When we are suffering, we need true friends. I thank God your doctor was your friend. She started you on your way to healing.

It is so true that "I'm sorry," can be the kindest thing to say. Often, it's all that's necessary because it means, "I care."
Anne Warden 12/14/13
Your writing is powerful. It had me in tears.
Judith Gayle Smith12/15/13
Exquisite. Thank you for your heart. . .

Please "throw a brick" for others to enjoy, comment and support your writing:

http://www.faithwriters.com/Boards/phpBB2/viewtopic.php?f=56&t=37705

Hebrews 10:26-31 KJV
Sheldon Bass 12/17/13
These are wonderful words of wisdom and experience. It took a long time for me to learn what not to do when attempting to comfort those who are grieving and hurting. It is the most difficult aspect of ministry for me.

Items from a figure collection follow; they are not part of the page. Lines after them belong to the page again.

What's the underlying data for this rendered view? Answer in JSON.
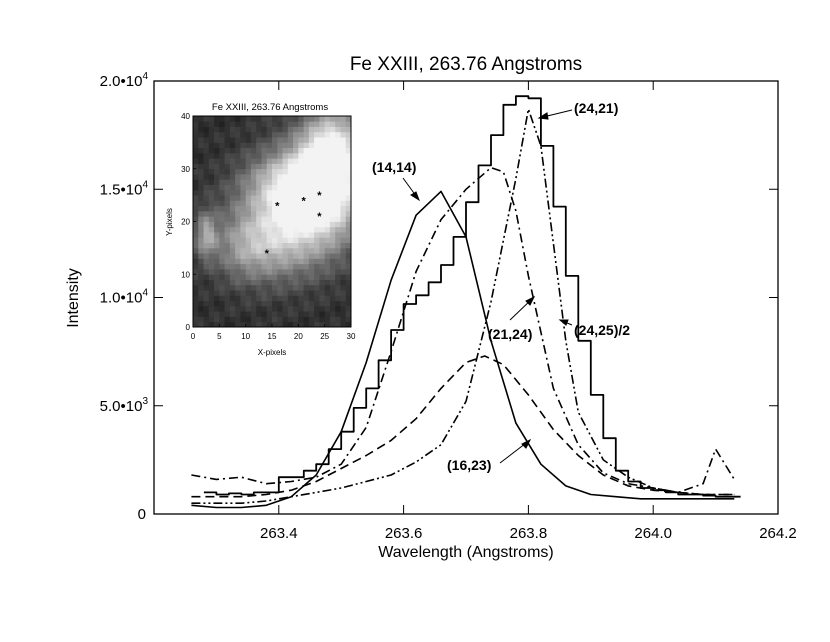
{
  "chart_data": {
    "type": "line",
    "title": "Fe XXIII, 263.76 Angstroms",
    "xlabel": "Wavelength (Angstroms)",
    "ylabel": "Intensity",
    "xlim": [
      263.2,
      264.2
    ],
    "ylim": [
      0,
      20000
    ],
    "x_ticks": [
      "263.4",
      "263.6",
      "263.8",
      "264.0",
      "264.2"
    ],
    "y_ticks": [
      {
        "mant": "0",
        "exp": ""
      },
      {
        "mant": "5.0•10",
        "exp": "3"
      },
      {
        "mant": "1.0•10",
        "exp": "4"
      },
      {
        "mant": "1.5•10",
        "exp": "4"
      },
      {
        "mant": "2.0•10",
        "exp": "4"
      }
    ],
    "series": [
      {
        "name": "(24,25)/2",
        "style": "histogram",
        "x": [
          263.29,
          263.31,
          263.33,
          263.35,
          263.37,
          263.39,
          263.41,
          263.43,
          263.45,
          263.47,
          263.49,
          263.51,
          263.53,
          263.55,
          263.57,
          263.59,
          263.61,
          263.63,
          263.65,
          263.67,
          263.69,
          263.71,
          263.73,
          263.75,
          263.77,
          263.79,
          263.81,
          263.83,
          263.85,
          263.87,
          263.89,
          263.91,
          263.93,
          263.95,
          263.97,
          263.99,
          264.01,
          264.03,
          264.05,
          264.07,
          264.09,
          264.11,
          264.13
        ],
        "y": [
          1000,
          900,
          950,
          900,
          1000,
          1000,
          1700,
          1700,
          2000,
          2300,
          3000,
          3800,
          4900,
          5800,
          7100,
          8500,
          9700,
          10100,
          10700,
          11500,
          12800,
          14400,
          16100,
          17500,
          18900,
          19300,
          19200,
          17000,
          14200,
          11000,
          8000,
          5500,
          3500,
          2000,
          1500,
          1200,
          1100,
          1000,
          900,
          900,
          850,
          800,
          800
        ]
      },
      {
        "name": "(14,14)",
        "style": "solid",
        "x": [
          263.26,
          263.3,
          263.34,
          263.38,
          263.42,
          263.46,
          263.5,
          263.54,
          263.58,
          263.62,
          263.66,
          263.7,
          263.74,
          263.78,
          263.82,
          263.86,
          263.9,
          263.94,
          263.98,
          264.02,
          264.06,
          264.1,
          264.13
        ],
        "y": [
          400,
          300,
          300,
          400,
          800,
          1800,
          3800,
          7000,
          10800,
          13800,
          14900,
          12800,
          8000,
          4200,
          2300,
          1300,
          900,
          800,
          700,
          700,
          700,
          700,
          700
        ]
      },
      {
        "name": "(16,23)",
        "style": "dashed",
        "x": [
          263.26,
          263.3,
          263.34,
          263.38,
          263.42,
          263.46,
          263.5,
          263.54,
          263.58,
          263.62,
          263.66,
          263.7,
          263.73,
          263.76,
          263.8,
          263.84,
          263.88,
          263.92,
          263.96,
          264.0,
          264.04,
          264.08,
          264.13
        ],
        "y": [
          800,
          800,
          800,
          900,
          1100,
          1500,
          2100,
          2700,
          3400,
          4400,
          5800,
          7000,
          7300,
          6900,
          5500,
          3900,
          2700,
          1800,
          1300,
          1100,
          1000,
          900,
          900
        ]
      },
      {
        "name": "(21,24)",
        "style": "dash-dot",
        "x": [
          263.26,
          263.3,
          263.34,
          263.38,
          263.42,
          263.46,
          263.5,
          263.54,
          263.58,
          263.62,
          263.66,
          263.7,
          263.74,
          263.76,
          263.78,
          263.8,
          263.84,
          263.88,
          263.92,
          263.96,
          264.0,
          264.04,
          264.08,
          264.1,
          264.13
        ],
        "y": [
          1800,
          1600,
          1700,
          1400,
          1500,
          1700,
          2300,
          4000,
          7500,
          11200,
          13600,
          15000,
          16000,
          15800,
          14000,
          11000,
          5800,
          3200,
          1900,
          1400,
          1200,
          1000,
          1400,
          3000,
          1600
        ]
      },
      {
        "name": "(24,21)",
        "style": "dash-dot-dot",
        "x": [
          263.26,
          263.3,
          263.34,
          263.38,
          263.42,
          263.46,
          263.5,
          263.54,
          263.58,
          263.62,
          263.66,
          263.7,
          263.74,
          263.78,
          263.8,
          263.82,
          263.84,
          263.86,
          263.88,
          263.92,
          263.96,
          264.0,
          264.04,
          264.08,
          264.13
        ],
        "y": [
          500,
          500,
          500,
          600,
          800,
          1000,
          1200,
          1500,
          1800,
          2400,
          3200,
          5200,
          9800,
          15500,
          18700,
          17000,
          12500,
          8000,
          4700,
          2500,
          1700,
          1200,
          1000,
          900,
          900
        ]
      }
    ],
    "annotations": [
      {
        "text": "(14,14)",
        "series": "(14,14)"
      },
      {
        "text": "(24,21)",
        "series": "(24,21)"
      },
      {
        "text": "(21,24)",
        "series": "(21,24)"
      },
      {
        "text": "(24,25)/2",
        "series": "(24,25)/2"
      },
      {
        "text": "(16,23)",
        "series": "(16,23)"
      }
    ],
    "inset": {
      "type": "heatmap",
      "title": "Fe XXIII, 263.76 Angstroms",
      "xlabel": "X-pixels",
      "ylabel": "Y-pixels",
      "xlim": [
        0,
        30
      ],
      "ylim": [
        0,
        40
      ],
      "x_ticks": [
        "0",
        "5",
        "10",
        "15",
        "20",
        "25",
        "30"
      ],
      "y_ticks": [
        "0",
        "10",
        "20",
        "30",
        "40"
      ],
      "markers": [
        [
          14,
          14
        ],
        [
          16,
          23
        ],
        [
          21,
          24
        ],
        [
          24,
          25
        ],
        [
          24,
          21
        ]
      ]
    }
  }
}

Sometimes just sitting silently with the suffering ones and feeling their pain with them can be the balm of love that can strengthen them. As I expounded in an article. (Reg. articles) "A Heart For Others".

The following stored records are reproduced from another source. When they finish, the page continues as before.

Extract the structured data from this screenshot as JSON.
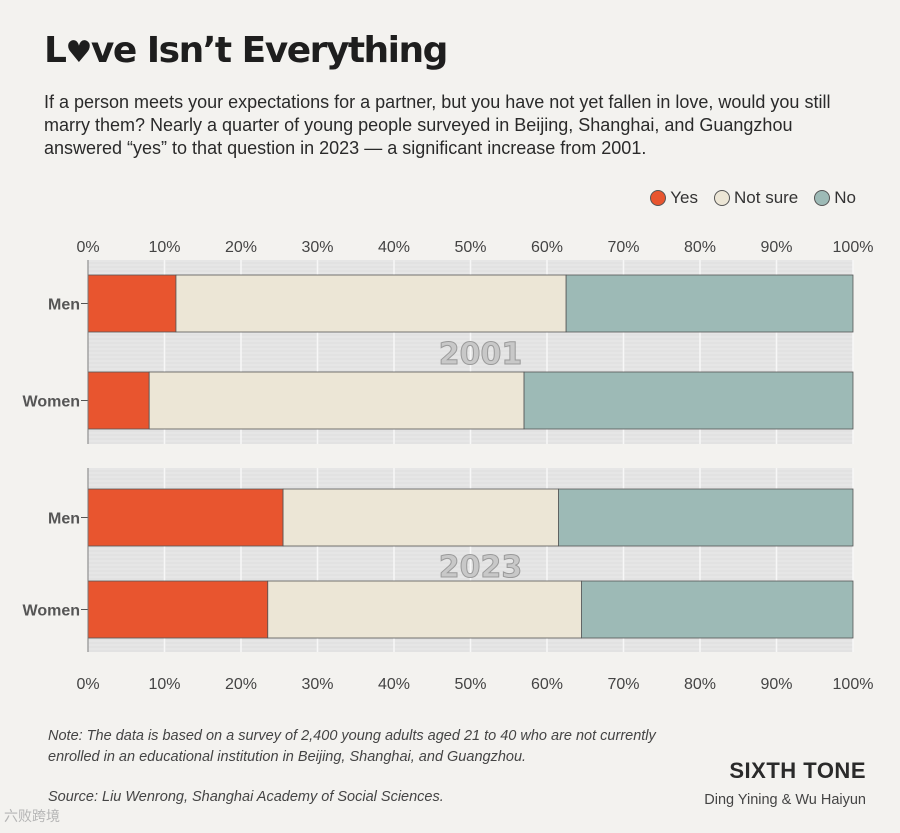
{
  "title_prefix": "L",
  "title_suffix": "ve Isn’t Everything",
  "subtitle": "If a person meets your expectations for a partner, but you have not yet fallen in love, would you still marry them? Nearly a quarter of young people surveyed in Beijing, Shanghai, and Guangzhou answered “yes” to that question in 2023 — a significant increase from 2001.",
  "legend": [
    {
      "label": "Yes",
      "color": "#e8552f"
    },
    {
      "label": "Not sure",
      "color": "#ece6d6"
    },
    {
      "label": "No",
      "color": "#9dbab6"
    }
  ],
  "chart_data": {
    "type": "bar",
    "orientation": "horizontal",
    "stacked": true,
    "x_ticks": [
      "0%",
      "10%",
      "20%",
      "30%",
      "40%",
      "50%",
      "60%",
      "70%",
      "80%",
      "90%",
      "100%"
    ],
    "xlim": [
      0,
      100
    ],
    "groups": [
      {
        "year": "2001",
        "bars": [
          {
            "category": "Men",
            "values": [
              11.5,
              51,
              37.5
            ]
          },
          {
            "category": "Women",
            "values": [
              8,
              49,
              43
            ]
          }
        ]
      },
      {
        "year": "2023",
        "bars": [
          {
            "category": "Men",
            "values": [
              25.5,
              36,
              38.5
            ]
          },
          {
            "category": "Women",
            "values": [
              23.5,
              41,
              35.5
            ]
          }
        ]
      }
    ],
    "series": [
      "Yes",
      "Not sure",
      "No"
    ],
    "legend_position": "top-right"
  },
  "note": "Note: The data is based on a survey of 2,400 young adults aged 21 to 40 who are not currently enrolled in an educational institution in Beijing, Shanghai, and Guangzhou.",
  "source": "Source: Liu Wenrong, Shanghai Academy of Social Sciences.",
  "brand": "SIXTH TONE",
  "credit": "Ding Yining & Wu Haiyun",
  "watermark": "六败跨境"
}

Thank you for sharing this entry with us. It is powerful.


lynn gipson 12/17/13
All I can think of the say is WOW. And not preachy at all, but tender and full of grace. Thanks for sharing this. I am one of those who can never seem to say the right thing.

Excellent writing.

Blessings...
Shann Hall-LochmannVanBennekom 12/18/13
This is excellent advice. You covered the topic in a different and creative way. I could feel your pain and discomfort as you described people falling silent. I can't imagine what it's,like to lose a child and I pray I'll never have to know, Though I think your suggestions were for general grief, not specific, I must add another "don't" to the list. As a maternity nurse I can't believe some of the well-intentioned but horrible comments--You can always have another baby. I know people think they are comforting, but like you so aptly demonstrated I'm sorry with a loving hug can speak volumes. Thank you so much for sharing and helping people who don't know what to say. Great job.
Shann Hall-LochmannVanBennekom 12/19/13
Congratulations Happy Dance!
Anne Warden 12/19/13
Congratulations, Rachel. I'm so glad you received 1st place for your article. It is well-deserved.
Judith Gayle Smith12/19/13
Exquisite . . . congratulations on your well-deserved win!

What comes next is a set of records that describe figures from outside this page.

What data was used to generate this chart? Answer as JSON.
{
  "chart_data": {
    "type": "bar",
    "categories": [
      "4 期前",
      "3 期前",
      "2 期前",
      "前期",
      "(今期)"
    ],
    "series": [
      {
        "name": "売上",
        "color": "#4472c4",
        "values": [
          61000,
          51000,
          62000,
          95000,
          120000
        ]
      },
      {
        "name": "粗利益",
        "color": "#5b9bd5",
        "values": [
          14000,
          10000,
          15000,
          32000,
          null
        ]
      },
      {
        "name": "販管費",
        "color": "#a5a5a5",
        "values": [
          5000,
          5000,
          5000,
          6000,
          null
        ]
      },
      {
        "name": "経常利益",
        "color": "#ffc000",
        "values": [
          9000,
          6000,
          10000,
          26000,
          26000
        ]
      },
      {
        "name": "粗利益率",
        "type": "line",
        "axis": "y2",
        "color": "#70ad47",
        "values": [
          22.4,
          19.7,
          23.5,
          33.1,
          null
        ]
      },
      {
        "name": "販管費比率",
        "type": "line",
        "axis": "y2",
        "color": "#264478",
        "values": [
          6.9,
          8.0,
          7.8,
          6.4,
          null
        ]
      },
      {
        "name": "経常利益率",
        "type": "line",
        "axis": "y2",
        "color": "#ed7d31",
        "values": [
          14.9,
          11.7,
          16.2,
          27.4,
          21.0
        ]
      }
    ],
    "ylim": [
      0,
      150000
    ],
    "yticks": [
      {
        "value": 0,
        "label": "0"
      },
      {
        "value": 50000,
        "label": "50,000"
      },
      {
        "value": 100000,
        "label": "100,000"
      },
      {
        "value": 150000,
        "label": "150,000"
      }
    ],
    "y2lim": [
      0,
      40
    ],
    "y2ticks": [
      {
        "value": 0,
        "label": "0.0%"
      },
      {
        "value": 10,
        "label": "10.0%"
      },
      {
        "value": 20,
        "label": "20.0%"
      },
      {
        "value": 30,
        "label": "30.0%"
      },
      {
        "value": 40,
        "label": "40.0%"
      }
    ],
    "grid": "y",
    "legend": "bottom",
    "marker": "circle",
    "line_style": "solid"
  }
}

Love & Hugs in, through and because of YHWH/Yeshua, Judi Hebrews 10:26-31 KJV
Nancy Bucca12/19/13
I can so relate to this. The one miscarriage I had was very difficult, and at the time I felt I had no one to talk to. The Lord is so good, though. Some time after this painful experience, God Himself brought comfort to me, along with words of knowledge from other Christians concerning what I'd been through and assuring me that I'll see that baby in heaven some day.

People don't always know what to say, but the Holy Spirit is a great comforter!

Congratulations on a well deserved win!
Bea Edwards 01/04/14
Beautifully written and inspired advise. Thank you for allowing us to grow with you through this tragedy.